Joe Exotic Is in Talks to Host His Own Radio Show from Prison
The Star of Tiger King wants to make the most of his fame—while serving a 22-year prison sentence

Joe Exotic has always wanted to be famous.
You don't pursue magic, music, TV, politics, animal training, and branded underwear and condoms if you don't have something of an obsession with celebrity. Now that he's finally become a household name, he can hardly enjoy it because he's stuck in prison, serving a 22-year sentence on two charges of murder for hire and various offenses involving the treatment and sale of his big cats. But there is still one medium that Joseph Maldonado-Passage—AKA Joe Exotic—has yet to pursue, and which may be his ticket to the audience he's always craved: Talk radio.
The appetite for more Tiger King content is so ravenous that Netflix couldn't even wait for the rumored season two and has already released a shoddy follow-up episode, "The Tiger King and I," that features Joel McHale conducting cringeworthy interviews with some of the show's major figures. But Joe Exotic himself has yet to bring his new-found star power to the public. According to Joe's fourth husband, Dillon Passage—who recently gave an interview with British tabloid Metro—the star of the hit documentary is now in talks with a radio station to do exactly that.
Will the show be recorded in the prison, or will Joe be allowed work release to broadcast live? Will it cover his interest in politics, country music, or just his continued obsession with Carole Baskin?

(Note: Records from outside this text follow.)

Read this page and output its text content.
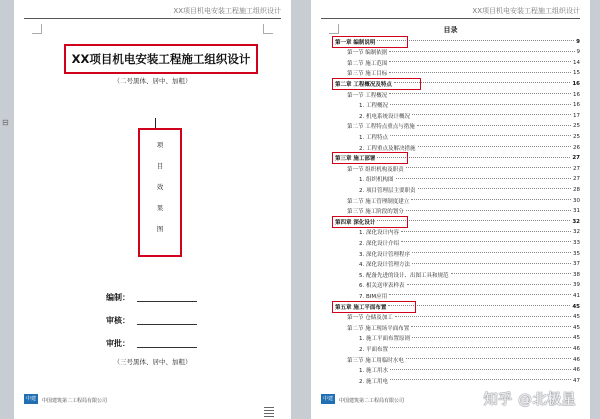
XX项目机电安装工程施工组织设计
XX项目机电安装工程施工组织设计
（二号黑体、居中、加粗）
项
目
效
果
图
编制：
审核：
审批：
（三号黑体、居中、加粗）
中建	中国建筑第二工程局有限公司
⊟
XX项目机电安装工程施工组织设计
目录
第一章 编制说明	9
第一节 编制依据	9
第二节 施工范围	14
第三节 施工目标	15
第二章 工程概况及特点	16
第一节 工程概况	16
1. 工程概况	16
2. 机电系统设计概况	17
第二节 工程特点重点与措施	25
1. 工程特点	25
2. 工程重点及解决措施	26
第三章 施工部署	27
第一节 组织机构及职责	27
1. 组织机构图	27
2. 项目管理层主要职责	28
第二节 施工管理制度建立	30
第三节 施工阶段的划分	31
第四章 深化设计	32
1. 深化设计内容	32
2. 深化设计介绍	33
3. 深化设计管理程序	35
4. 深化设计管理方法	37
5. 配备先进的设计、出图工具和规范	38
6. 相关送审表样表	39
7. BIM应用	41
第五章 施工平面布置	45
第一节 仓储及加工	45
第二节 施工现场平面布置	45
1. 施工平面布置原则	45
2. 平面布置	46
第三节 施工用临时水电	46
1. 施工用水	46
2. 施工用电	47
中建	中国建筑第二工程局有限公司	知乎 @北极星
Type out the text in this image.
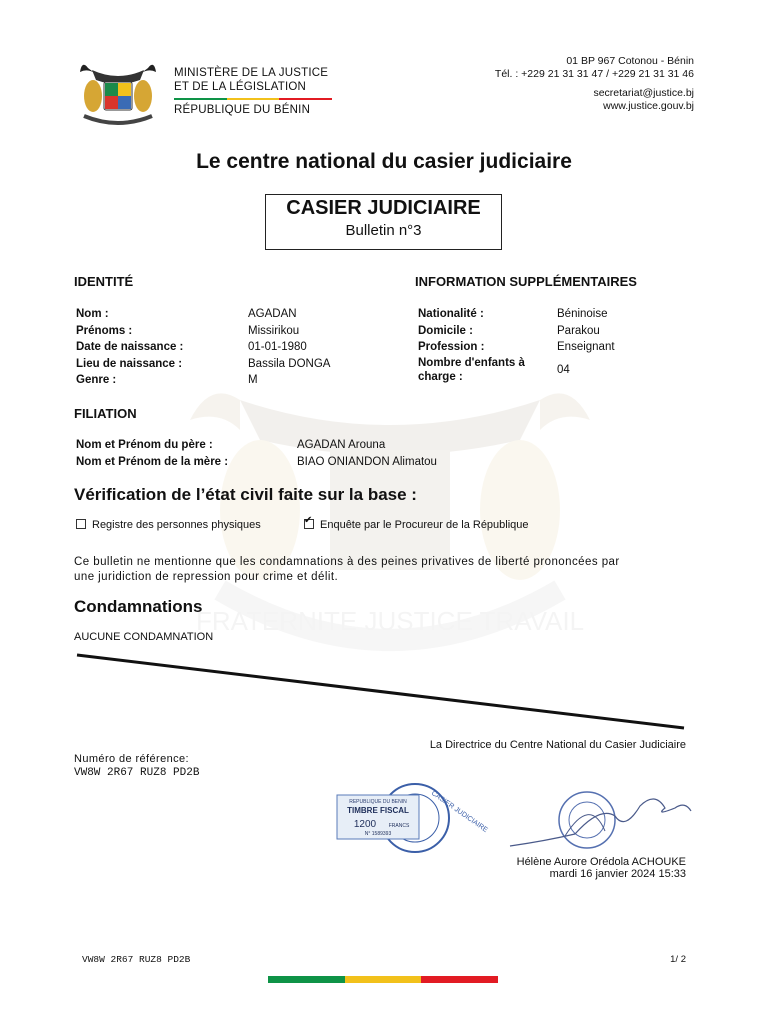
FRATERNITE JUSTICE TRAVAIL
MINISTÈRE DE LA JUSTICE
ET DE LA LÉGISLATION
RÉPUBLIQUE DU BÉNIN
01 BP 967 Cotonou - Bénin
Tél. : +229 21 31 31 47 / +229 21 31 31 46
secretariat@justice.bj
www.justice.gouv.bj
Le centre national du casier judiciaire
CASIER JUDICIAIRE
Bulletin n°3
IDENTITÉ
Nom :
Prénoms :
Date de naissance :
Lieu de naissance :
Genre :
AGADAN
Missirikou
01-01-1980
Bassila DONGA
M
INFORMATION SUPPLÉMENTAIRES
Nationalité :
Domicile :
Profession :
Nombre d'enfants à
charge :
Béninoise
Parakou
Enseignant
04
FILIATION
Nom et Prénom du père :
Nom et Prénom de la mère :
AGADAN Arouna
BIAO ONIANDON Alimatou
Vérification de l’état civil faite sur la base :
Registre des personnes physiques
✔	Enquête par le Procureur de la République
Ce bulletin ne mentionne que les condamnations à des peines privatives de liberté prononcées par
une juridiction de repression pour crime et délit.
Condamnations
AUCUNE CONDAMNATION
La Directrice du Centre National du Casier Judiciaire
Numéro de référence:
VW8W 2R67 RUZ8 PD2B
REPUBLIQUE DU BENIN
TIMBRE FISCAL
1200	FRANCS
N° 1589393	CASIER JUDICIAIRE
Hélène Aurore Orédola ACHOUKE
mardi 16 janvier 2024 15:33
VW8W 2R67 RUZ8 PD2B	1/ 2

Unfortunately, Passage had few details to offer, either because the particulars are still being worked out, or because the couple have hardly spoken since Joe was moved to a medical facility in Texas following an outbreak of the novel coronavirus in the Oklahoma prison where he was previously housed.
While Passage reports that Joe was tested for COVID-19 and that the results "did come back negative for the virus," he remains in some form of quarantine, and the pair have only spoken twice in recent weeks, whereas they had previously been in contact multiple times each day. It's unclear how long his isolation will continue, or if it will interfere with plans for a Joe Exotic radio show, but with the amount of attention that Tiger King has received, it seems doubtless that some venue will find a way to allow Joe Exotic to commune with his adoring public.
Just as incarcerated musicians are sometimes allowed to record music while serving their sentences, whatever radio station Joe is working with will figure out a way to get him his show. In the meantime he will have to make do with the letters and emails that his booming fanbase has sent him. As Dillon Passage told Metro, "He's got a load of really good feedback, a lot of letters, a lot of emails," and, "He absolutely loves the attention."